Thursday, August 7, 2014

August 7, 2014 Thursday "Toot"

First Words
      …thoughts of an anachronistic, solo pediatrician
                    by Glenn Feole, M.D.

        "Be careful too that the reading of your story makes the melancholy 
        laugh and the merry laugh louder," Cervantes, Prologue to Don Quixote


Contact: ishmaelish36@gmail.com
Blog site: ishmaelish36.blogspot.com

August 7, 2014 Thursday


Sunset No. 1 (paint found on the road)


Chief Complaint: (written on the chart before I go in the room)

     Maura – breathing 

          This was written by my wonderful, out-going, loud, exuberant, cigarette smoking receptionist, Jackie, in Westport.  

Interesting Name:

   "Toot"

Anecdote:

One four year old told me that he wanted the "chomp" vitamins.
     Westport, Connecticut, 1990's

Poetry:

Arc

My seatmate on the late-night flight
could have been my father.  I held
a biography, but he wanted to talk.
The pages closed around my finger
on the spot, and as we inclined
into the sky, we went backwards
in his life, beginning with five hours 
before, the funeral for his only brother,
a forgotten necktie in his haste
to catch this plane the other way
just yesterday, his wife at home
caring for the yellow Lab she’d found
along the road by the olive grove,
and the pretty places we had visited – 
Ireland for me, Germany for him –
A village where he served his draft
during the Korean War, and would like
to see again to show his wife
how lucky he had been.  He talked
to me and so we held
his only brother’s death at bay.
I turned off my reading light,
Remembering another veteran
I met in a pine forest years ago
who helped me put my tent up
in the wind.  What was I thinking
camping here alone?  I was grateful
he kept watch across the way
and served coffee in a blue tin cup.
Lke the makeshift shelter of a tent,
a plane is brought down, 
but as we folded to the ground,
I had come to appreciate
even my seatmate’s breath, large
and defenseless, the breath of a man
who hadn’t had a good night’s rest.
I listened and kept the poles 
from blowing down, and kept 
a vigil from the dark to day.

         by Amy M. Clark


Coup d'essai:

     "I went to the woods because I wished to live deliberately, to front only the essential facts of life, and see if I could not learn what it had to teach, and not, when I came to die, discover that I had not lived,"  Thoreau, Walden, "What I Lived For."

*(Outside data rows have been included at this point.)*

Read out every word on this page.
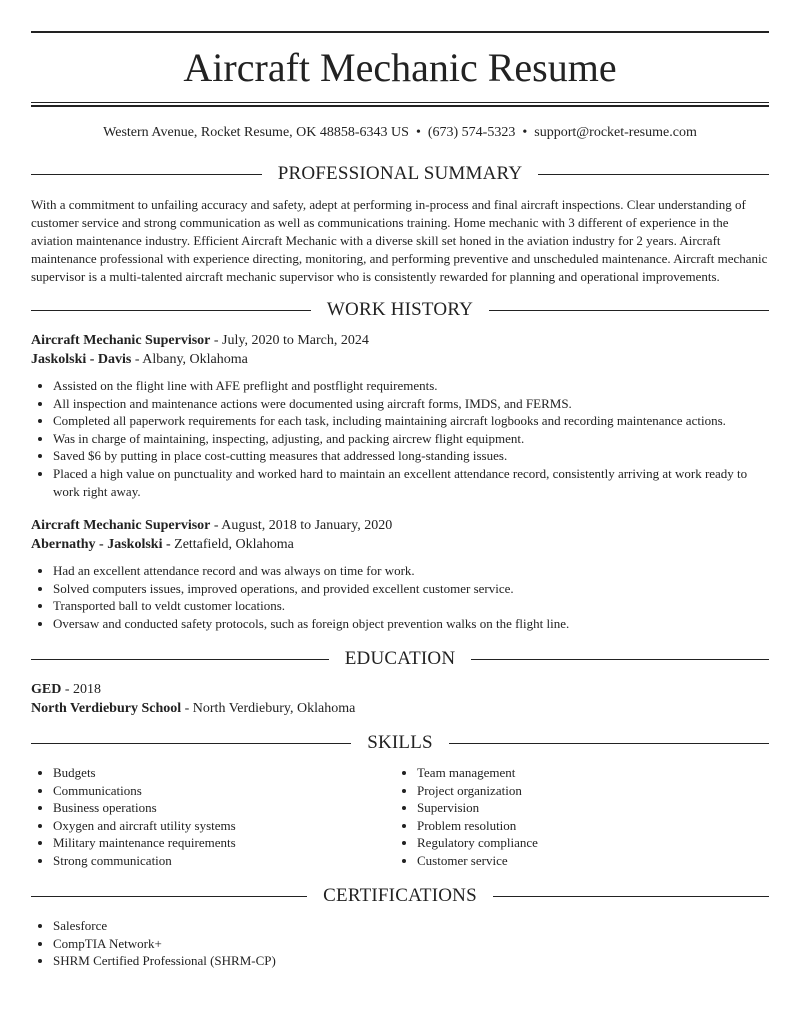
Aircraft Mechanic Resume
Western Avenue, Rocket Resume, OK 48858-6343 US • (673) 574-5323 • support@rocket-resume.com
PROFESSIONAL SUMMARY

With a commitment to unfailing accuracy and safety, adept at performing in-process and final aircraft inspections. Clear understanding of customer service and strong communication as well as communications training. Home mechanic with 3 different of experience in the aviation maintenance industry. Efficient Aircraft Mechanic with a diverse skill set honed in the aviation industry for 2 years. Aircraft maintenance professional with experience directing, monitoring, and performing preventive and unscheduled maintenance. Aircraft mechanic supervisor is a multi-talented aircraft mechanic supervisor who is consistently rewarded for planning and operational improvements.

WORK HISTORY
Aircraft Mechanic Supervisor - July, 2020 to March, 2024
Jaskolski - Davis - Albany, Oklahoma
• Assisted on the flight line with AFE preflight and postflight requirements.
• All inspection and maintenance actions were documented using aircraft forms, IMDS, and FERMS.
• Completed all paperwork requirements for each task, including maintaining aircraft logbooks and recording maintenance actions.
• Was in charge of maintaining, inspecting, adjusting, and packing aircrew flight equipment.
• Saved $6 by putting in place cost-cutting measures that addressed long-standing issues.
• Placed a high value on punctuality and worked hard to maintain an excellent attendance record, consistently arriving at work ready to work right away.
Aircraft Mechanic Supervisor - August, 2018 to January, 2020
Abernathy - Jaskolski - Zettafield, Oklahoma
• Had an excellent attendance record and was always on time for work.
• Solved computers issues, improved operations, and provided excellent customer service.
• Transported ball to veldt customer locations.
• Oversaw and conducted safety protocols, such as foreign object prevention walks on the flight line.
EDUCATION
GED - 2018
North Verdiebury School - North Verdiebury, Oklahoma
SKILLS
• Budgets
• Communications
• Business operations
• Oxygen and aircraft utility systems
• Military maintenance requirements
• Strong communication
• Team management
• Project organization
• Supervision
• Problem resolution
• Regulatory compliance
• Customer service
CERTIFICATIONS
• Salesforce
• CompTIA Network+
• SHRM Certified Professional (SHRM-CP)
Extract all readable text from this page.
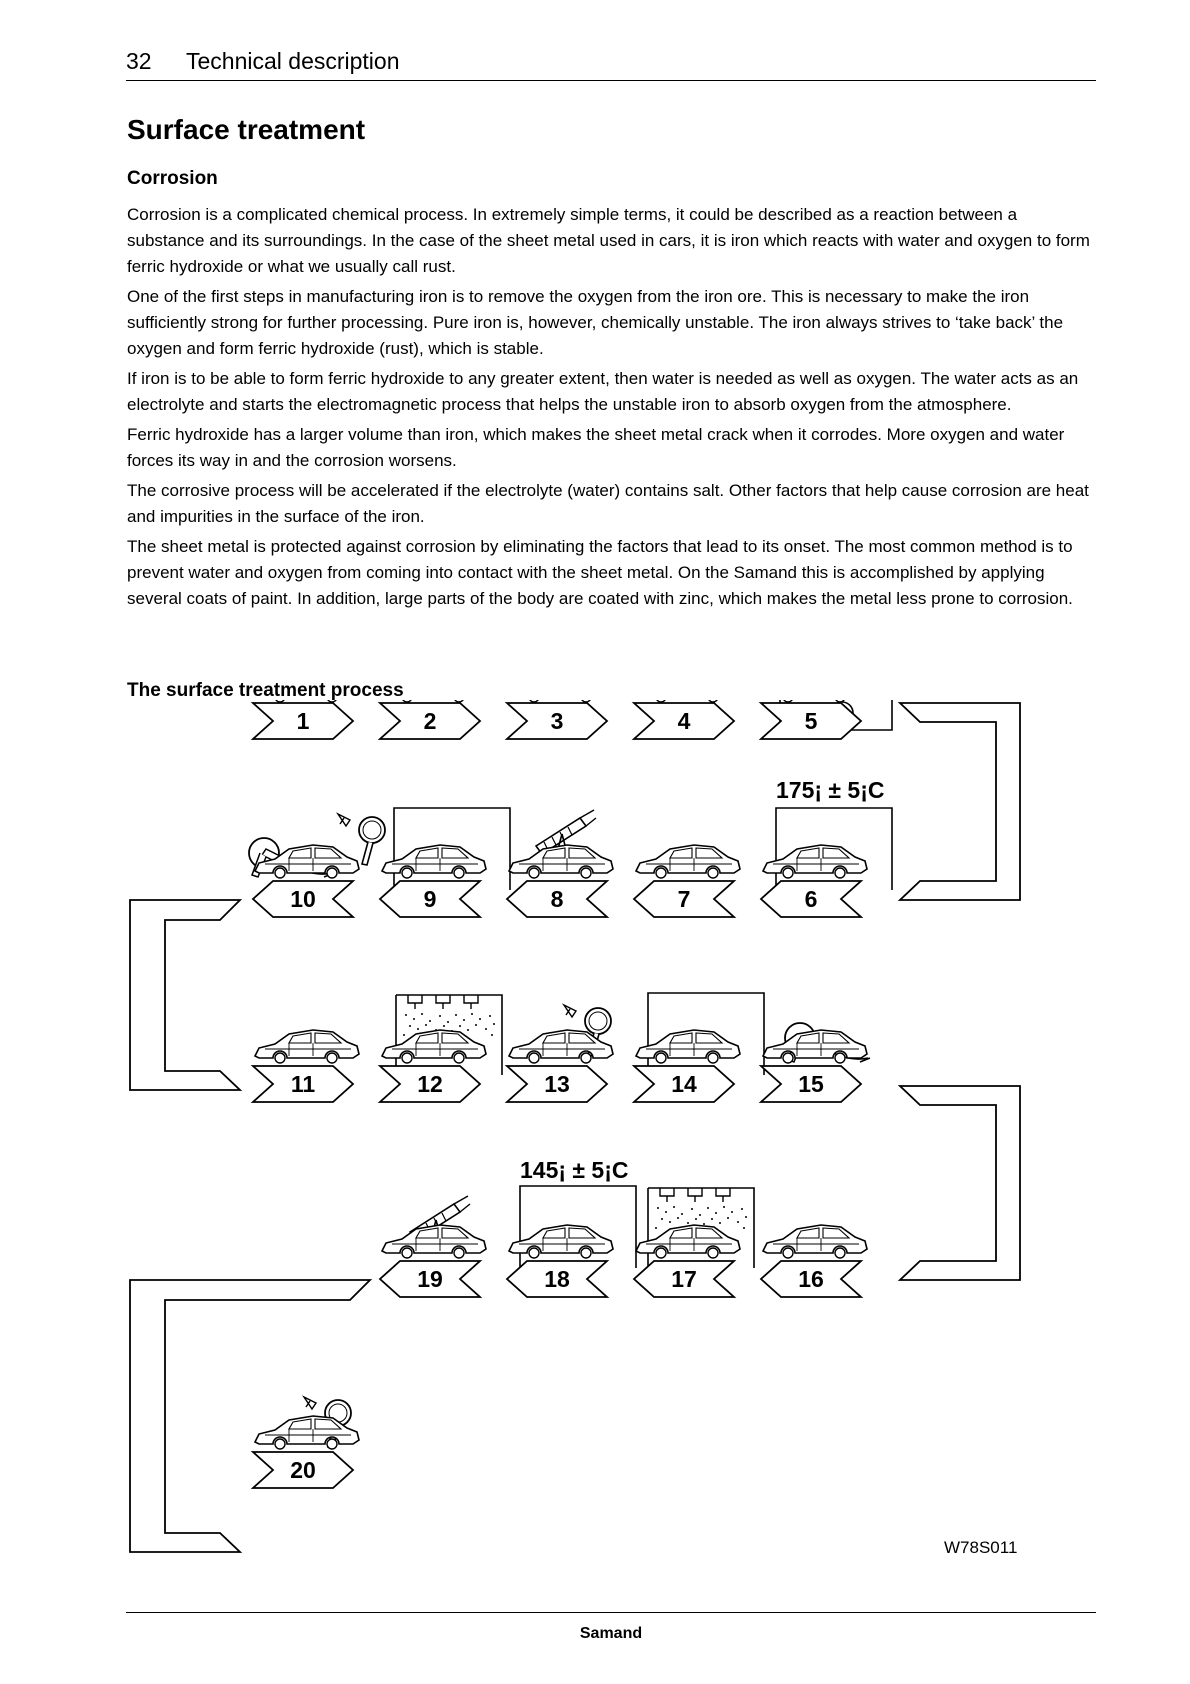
32 Technical description
Surface treatment
Corrosion

Corrosion is a complicated chemical process. In extremely simple terms, it could be described as a reaction between a substance and its surroundings. In the case of the sheet metal used in cars, it is iron which reacts with water and oxygen to form ferric hydroxide or what we usually call rust.

One of the first steps in manufacturing iron is to remove the oxygen from the iron ore. This is necessary to make the iron sufficiently strong for further processing. Pure iron is, however, chemically unstable. The iron always strives to ‘take back’ the oxygen and form ferric hydroxide (rust), which is stable.

If iron is to be able to form ferric hydroxide to any greater extent, then water is needed as well as oxygen. The water acts as an electrolyte and starts the electromagnetic process that helps the unstable iron to absorb oxygen from the atmosphere.

Ferric hydroxide has a larger volume than iron, which makes the sheet metal crack when it corrodes. More oxygen and water forces its way in and the corrosion worsens.

The corrosive process will be accelerated if the electrolyte (water) contains salt. Other factors that help cause corrosion are heat and impurities in the surface of the iron.

The sheet metal is protected against corrosion by eliminating the factors that lead to its onset. The most common method is to prevent water and oxygen from coming into contact with the sheet metal. On the Samand this is accomplished by applying several coats of paint. In addition, large parts of the body are coated with zinc, which makes the metal less prone to corrosion.

The surface treatment process
175¡ ± 5¡C
145¡ ± 5¡C
1	2	3	4	5
10	9	8	7	6
11	12	13	14	15
19	18	17	16
20
W78S011
Samand
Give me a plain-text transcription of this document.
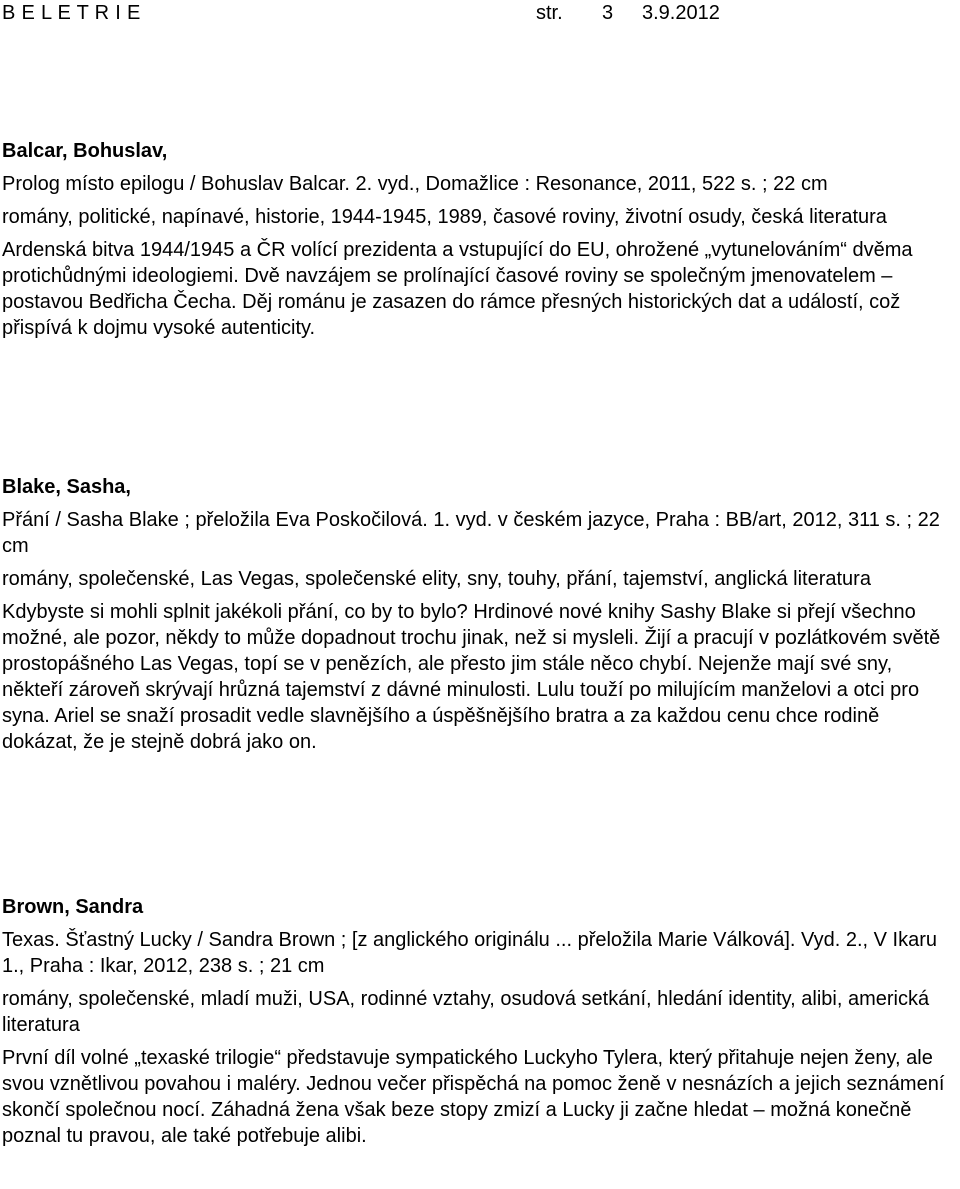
B E L E T R I E

	str.

3

3.9.2012

Balcar, Bohuslav,

Prolog místo epilogu / Bohuslav Balcar. 2. vyd., Domažlice : Resonance, 2011, 522 s. ; 22 cm

romány, politické, napínavé, historie, 1944-1945, 1989, časové roviny, životní osudy, česká literatura

Ardenská bitva 1944/1945 a ČR volící prezidenta a vstupující do EU, ohrožené „vytunelováním“ dvěma protichůdnými ideologiemi. Dvě navzájem se prolínající časové roviny se společným jmenovatelem – postavou Bedřicha Čecha. Děj románu je zasazen do rámce přesných historických dat a událostí, což přispívá k dojmu vysoké autenticity.

Blake, Sasha,

Přání / Sasha Blake ; přeložila Eva Poskočilová. 1. vyd. v českém jazyce, Praha : BB/art, 2012, 311 s. ; 22 cm

romány, společenské, Las Vegas, společenské elity, sny, touhy, přání, tajemství, anglická literatura

Kdybyste si mohli splnit jakékoli přání, co by to bylo? Hrdinové nové knihy Sashy Blake si přejí všechno možné, ale pozor, někdy to může dopadnout trochu jinak, než si mysleli. Žijí a pracují v pozlátkovém světě prostopášného Las Vegas, topí se v penězích, ale přesto jim stále něco chybí. Nejenže mají své sny, někteří zároveň skrývají hrůzná tajemství z dávné minulosti. Lulu touží po milujícím manželovi a otci pro syna. Ariel se snaží prosadit vedle slavnějšího a úspěšnějšího bratra a za každou cenu chce rodině dokázat, že je stejně dobrá jako on.

Brown, Sandra

Texas. Šťastný Lucky / Sandra Brown ; [z anglického originálu ... přeložila Marie Válková]. Vyd. 2., V Ikaru 1., Praha : Ikar, 2012, 238 s. ; 21 cm

romány, společenské, mladí muži, USA, rodinné vztahy, osudová setkání, hledání identity, alibi, americká literatura

První díl volné „texaské trilogie“ představuje sympatického Luckyho Tylera, který přitahuje nejen ženy, ale svou vznětlivou povahou i maléry. Jednou večer přispěchá na pomoc ženě v nesnázích a jejich seznámení skončí společnou nocí. Záhadná žena však beze stopy zmizí a Lucky ji začne hledat – možná konečně poznal tu pravou, ale také potřebuje alibi.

    One of my heroes and role models.  One of the reasons I majored in philosophy…to confront and experience the bigger, deeper issues in this precious life.  


Favorite Musician/song:

Dan Fogleberg, "Hard to Say"

    A ballad of great beauty.


Favorite Book/author:

Michael Connelly, Blood Work

    My favorite mystery writer.  Grabs you from the first word.  Characters you care about.

    (I spent quite some time writing a book about Connelly after reading all of his work, similar to the other books I wrote on Lawrence Block and Patricia Cornwell.  My agent had Connelly call me…we had a nice talk but he firmly declined to have the book published.  I felt like I was talking to Harry Bosch…ha.)


Favorite Movie/DVD:

     "9"
           Incredible animation and graphics.